One of my favorite parts of AGBT was the blogger’s luncheon, in which four of us from the genomics blogging community got together to talk shop. We had Daniel MacArthur of Genetic Future, Anthony Fejes of Fejes.ca, David Dooling of PolITigenomics, and me, Dan Koboldt of MassGenomics.
It was an impromptu but very enjoyable meeting where I learned that I’m probably the least serious about all of this blogging. We all agreed that Daniel MacArthur is the most prolific among us, and as I found out in the course of AGBT, he’s probably the most well known as well. He and David Dooling had an intimate knowledge of their blog statistics and readership. I have much to learn in that vein.
Anthony Fejes of the self-titled Fejes.ca began his efforts not to blog about genomics, but actually photography, a keen interest of his. David Dooling, of course, covers three areas that gave the title to his blog: Politics, IT, Genomics.

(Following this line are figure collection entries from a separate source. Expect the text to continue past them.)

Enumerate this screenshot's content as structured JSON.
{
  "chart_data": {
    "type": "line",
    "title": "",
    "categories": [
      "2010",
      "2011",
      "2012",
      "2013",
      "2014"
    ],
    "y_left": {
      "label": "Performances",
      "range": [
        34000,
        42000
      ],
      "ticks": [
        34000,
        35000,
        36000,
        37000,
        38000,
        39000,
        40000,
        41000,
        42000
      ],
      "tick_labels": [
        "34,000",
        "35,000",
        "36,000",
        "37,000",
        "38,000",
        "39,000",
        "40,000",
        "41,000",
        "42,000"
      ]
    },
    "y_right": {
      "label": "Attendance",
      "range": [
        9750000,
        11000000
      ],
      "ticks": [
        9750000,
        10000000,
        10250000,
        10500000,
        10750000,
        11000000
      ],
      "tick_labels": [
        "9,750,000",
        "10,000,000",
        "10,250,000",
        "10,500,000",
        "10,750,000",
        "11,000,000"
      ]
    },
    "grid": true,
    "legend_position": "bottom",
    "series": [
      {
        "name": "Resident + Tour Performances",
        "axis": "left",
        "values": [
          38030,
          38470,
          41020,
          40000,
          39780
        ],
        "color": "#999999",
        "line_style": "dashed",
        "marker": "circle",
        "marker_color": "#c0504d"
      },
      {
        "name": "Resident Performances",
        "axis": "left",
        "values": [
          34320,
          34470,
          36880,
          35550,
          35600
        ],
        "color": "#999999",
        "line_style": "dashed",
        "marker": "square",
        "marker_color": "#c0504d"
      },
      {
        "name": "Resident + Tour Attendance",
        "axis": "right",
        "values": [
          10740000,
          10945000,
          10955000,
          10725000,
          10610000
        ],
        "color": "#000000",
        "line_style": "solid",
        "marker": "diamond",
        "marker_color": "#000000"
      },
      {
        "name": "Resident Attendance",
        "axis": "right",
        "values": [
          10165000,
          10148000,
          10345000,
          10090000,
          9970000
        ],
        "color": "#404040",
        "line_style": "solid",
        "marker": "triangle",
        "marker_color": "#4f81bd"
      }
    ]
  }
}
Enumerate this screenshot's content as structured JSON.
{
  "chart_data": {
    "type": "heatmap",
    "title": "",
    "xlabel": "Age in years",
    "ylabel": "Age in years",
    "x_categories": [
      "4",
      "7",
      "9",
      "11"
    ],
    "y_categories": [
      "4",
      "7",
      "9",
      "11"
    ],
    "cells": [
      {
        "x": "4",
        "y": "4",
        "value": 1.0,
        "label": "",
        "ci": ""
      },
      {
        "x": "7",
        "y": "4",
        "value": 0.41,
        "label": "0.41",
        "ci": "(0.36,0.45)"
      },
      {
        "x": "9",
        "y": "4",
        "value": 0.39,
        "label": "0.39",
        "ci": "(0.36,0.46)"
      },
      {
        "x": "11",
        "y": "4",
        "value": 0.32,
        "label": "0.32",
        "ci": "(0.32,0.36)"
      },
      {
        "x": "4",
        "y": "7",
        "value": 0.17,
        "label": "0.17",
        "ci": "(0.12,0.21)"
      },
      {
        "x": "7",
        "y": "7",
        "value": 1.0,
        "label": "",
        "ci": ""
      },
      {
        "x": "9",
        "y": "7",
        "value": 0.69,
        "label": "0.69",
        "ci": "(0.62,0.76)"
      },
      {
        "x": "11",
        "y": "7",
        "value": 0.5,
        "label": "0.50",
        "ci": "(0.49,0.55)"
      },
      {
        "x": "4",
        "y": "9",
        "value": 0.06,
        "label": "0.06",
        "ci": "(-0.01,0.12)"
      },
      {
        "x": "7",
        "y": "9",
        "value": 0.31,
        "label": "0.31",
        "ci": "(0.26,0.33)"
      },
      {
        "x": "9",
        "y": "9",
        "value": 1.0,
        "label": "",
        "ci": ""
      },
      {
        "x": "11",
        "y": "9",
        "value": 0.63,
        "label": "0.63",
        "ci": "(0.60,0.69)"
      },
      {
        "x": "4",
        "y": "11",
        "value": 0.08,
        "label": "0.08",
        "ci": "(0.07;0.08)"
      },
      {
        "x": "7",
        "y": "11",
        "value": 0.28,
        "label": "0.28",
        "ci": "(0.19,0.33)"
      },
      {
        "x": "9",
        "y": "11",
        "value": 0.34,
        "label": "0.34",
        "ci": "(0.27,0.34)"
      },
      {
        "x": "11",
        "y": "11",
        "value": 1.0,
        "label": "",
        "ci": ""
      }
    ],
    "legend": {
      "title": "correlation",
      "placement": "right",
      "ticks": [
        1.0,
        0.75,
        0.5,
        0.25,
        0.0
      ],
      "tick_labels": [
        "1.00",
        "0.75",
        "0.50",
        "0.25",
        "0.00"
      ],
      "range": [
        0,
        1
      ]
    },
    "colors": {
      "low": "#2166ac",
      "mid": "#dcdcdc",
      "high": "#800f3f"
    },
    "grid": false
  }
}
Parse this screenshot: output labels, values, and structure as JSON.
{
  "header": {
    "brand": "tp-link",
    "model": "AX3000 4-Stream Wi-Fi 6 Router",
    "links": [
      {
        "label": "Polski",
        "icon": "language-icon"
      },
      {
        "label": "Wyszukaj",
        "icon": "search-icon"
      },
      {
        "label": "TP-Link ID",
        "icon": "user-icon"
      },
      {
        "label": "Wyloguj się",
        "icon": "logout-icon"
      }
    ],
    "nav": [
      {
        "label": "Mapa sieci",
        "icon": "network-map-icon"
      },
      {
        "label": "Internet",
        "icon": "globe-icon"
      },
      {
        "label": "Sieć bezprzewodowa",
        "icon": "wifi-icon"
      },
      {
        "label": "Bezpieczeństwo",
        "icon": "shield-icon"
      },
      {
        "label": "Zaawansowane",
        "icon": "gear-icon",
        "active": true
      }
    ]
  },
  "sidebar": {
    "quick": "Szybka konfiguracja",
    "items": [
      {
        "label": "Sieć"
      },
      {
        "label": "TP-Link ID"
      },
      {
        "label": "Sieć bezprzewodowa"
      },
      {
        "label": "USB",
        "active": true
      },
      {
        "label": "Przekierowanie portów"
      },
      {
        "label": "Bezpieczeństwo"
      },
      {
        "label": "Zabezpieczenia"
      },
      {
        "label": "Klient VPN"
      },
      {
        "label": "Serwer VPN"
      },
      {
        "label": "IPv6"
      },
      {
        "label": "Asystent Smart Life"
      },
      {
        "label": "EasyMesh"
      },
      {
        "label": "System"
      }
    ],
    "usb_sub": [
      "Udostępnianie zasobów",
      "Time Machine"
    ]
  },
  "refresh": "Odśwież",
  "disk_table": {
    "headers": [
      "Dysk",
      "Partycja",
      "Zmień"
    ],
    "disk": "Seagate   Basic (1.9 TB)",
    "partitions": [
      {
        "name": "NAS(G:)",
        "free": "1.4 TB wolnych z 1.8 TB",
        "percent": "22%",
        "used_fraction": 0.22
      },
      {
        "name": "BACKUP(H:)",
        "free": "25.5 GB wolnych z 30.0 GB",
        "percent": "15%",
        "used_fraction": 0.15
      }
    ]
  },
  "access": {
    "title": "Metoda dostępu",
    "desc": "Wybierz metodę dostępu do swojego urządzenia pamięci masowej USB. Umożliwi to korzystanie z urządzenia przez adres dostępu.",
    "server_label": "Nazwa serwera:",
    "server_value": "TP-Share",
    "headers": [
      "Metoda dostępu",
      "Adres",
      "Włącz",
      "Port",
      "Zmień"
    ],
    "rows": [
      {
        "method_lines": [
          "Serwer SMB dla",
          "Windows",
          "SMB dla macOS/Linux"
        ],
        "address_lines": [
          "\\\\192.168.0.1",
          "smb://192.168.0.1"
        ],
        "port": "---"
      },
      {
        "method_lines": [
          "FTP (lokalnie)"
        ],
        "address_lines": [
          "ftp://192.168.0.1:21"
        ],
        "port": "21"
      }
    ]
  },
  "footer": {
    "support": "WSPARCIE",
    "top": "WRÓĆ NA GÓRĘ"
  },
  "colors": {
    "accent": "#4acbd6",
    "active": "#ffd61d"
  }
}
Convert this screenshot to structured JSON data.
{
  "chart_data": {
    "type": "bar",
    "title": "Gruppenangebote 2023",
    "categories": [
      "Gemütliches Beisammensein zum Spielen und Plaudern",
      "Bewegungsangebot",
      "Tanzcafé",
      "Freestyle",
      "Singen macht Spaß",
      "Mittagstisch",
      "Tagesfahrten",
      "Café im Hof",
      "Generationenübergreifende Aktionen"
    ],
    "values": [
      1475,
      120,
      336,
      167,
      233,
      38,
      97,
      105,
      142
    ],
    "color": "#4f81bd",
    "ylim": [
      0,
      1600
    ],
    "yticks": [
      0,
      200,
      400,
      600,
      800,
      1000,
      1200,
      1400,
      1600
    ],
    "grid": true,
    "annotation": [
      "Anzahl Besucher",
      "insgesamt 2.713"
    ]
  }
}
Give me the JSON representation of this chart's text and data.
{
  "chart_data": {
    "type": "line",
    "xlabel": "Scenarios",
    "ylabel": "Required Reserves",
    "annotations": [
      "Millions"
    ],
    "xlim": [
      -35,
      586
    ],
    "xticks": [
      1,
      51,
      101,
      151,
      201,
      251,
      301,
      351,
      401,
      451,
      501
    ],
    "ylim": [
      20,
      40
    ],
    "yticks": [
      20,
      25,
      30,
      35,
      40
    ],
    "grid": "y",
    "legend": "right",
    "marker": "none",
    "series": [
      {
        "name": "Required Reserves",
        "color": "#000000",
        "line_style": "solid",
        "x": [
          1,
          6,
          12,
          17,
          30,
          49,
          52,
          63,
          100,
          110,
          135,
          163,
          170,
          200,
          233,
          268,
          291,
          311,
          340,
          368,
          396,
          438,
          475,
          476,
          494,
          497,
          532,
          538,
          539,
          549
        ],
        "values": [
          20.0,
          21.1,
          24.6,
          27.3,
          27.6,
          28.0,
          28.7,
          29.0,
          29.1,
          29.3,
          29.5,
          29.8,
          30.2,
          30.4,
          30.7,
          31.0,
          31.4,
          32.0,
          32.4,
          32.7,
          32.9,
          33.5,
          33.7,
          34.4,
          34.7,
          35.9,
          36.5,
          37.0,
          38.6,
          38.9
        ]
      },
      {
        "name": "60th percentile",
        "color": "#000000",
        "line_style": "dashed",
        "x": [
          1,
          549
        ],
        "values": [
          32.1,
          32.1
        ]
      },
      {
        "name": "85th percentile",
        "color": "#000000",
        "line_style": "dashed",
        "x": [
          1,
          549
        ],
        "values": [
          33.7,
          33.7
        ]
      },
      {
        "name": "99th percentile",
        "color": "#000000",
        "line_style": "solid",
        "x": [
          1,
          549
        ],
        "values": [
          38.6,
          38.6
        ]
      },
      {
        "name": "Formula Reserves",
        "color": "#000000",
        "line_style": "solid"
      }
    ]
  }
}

All friendly competitions aside, I was intrigued to learn that we all face similar challenges. Perhaps foremost among them is knowing just how much or how little to say about the work that we’re doing. We are all scientists, of course, and thus keen to share knowledge with others. Yet we do work in a competitive field, one in which there are never as many grants as grantees, never as many publications as submitted manuscripts.
Fortunately, at our little roundtable, there were no adversaries for the NIH budget – Dooling and I work together, Fejes is in Canada, and MacArthur is on the other side of the Atlantic. For that reason, perhaps, we could talk openly, learn from one another, and finally, put a face to the names we already knew so well.